でも、こうしている間にも門が消えるときが近づいているのだ。転職先も決まってないのに、不安を取り除くなんてできない。
「審査官さん?」
「……あ、あぁ、どうしたの?」
「そんなに悩んでいるなら、職場見学をして決めたらどうですか?」
彼女が口に発した提案もまた、僕の人生を大きく揺るがすものだった。
「……職場見学?」
「日本の諺で知りました。『百聞は一見に如かず』です。実際に向こうの世界を見に行くんです。こっちの世界よりも気に入るかもしれませんよ?」
「うーん。向こうの世界かぁ……」
僕はずっと審査官をやってきたが、これまで一度も異世界に行ったことがなかった。

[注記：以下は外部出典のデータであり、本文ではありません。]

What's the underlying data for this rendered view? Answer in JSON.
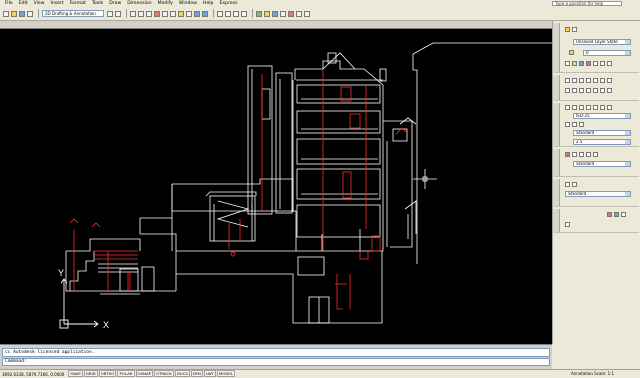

写真や映像で見たことはあるが、『大聖堂』がどんな場所なのかも知らない。
ロゼットにそう言われ、急に気になってきた。
向こうの世界はどんな場所なのだろう?
門が消える前に、向こうの世界を見ておいた方がいいのかもしれない。確かに、何も知らないまま向こうに行って、イメージと異なっていたら困る。
実際の異世界を全く知らないのに、僕は何を悩んでいたのだろうか。
「……そうだね。『大聖堂』に行こうか、職場見学にさ」
「えっ?」
「ロゼットも一緒に来る?」
「……はい! 一緒に行きましょう! 審査官さん!」
こうして僕らは、門がいつ消えるか分からない状況の中、異世界に1週間ほど旅行することに決めたのだ。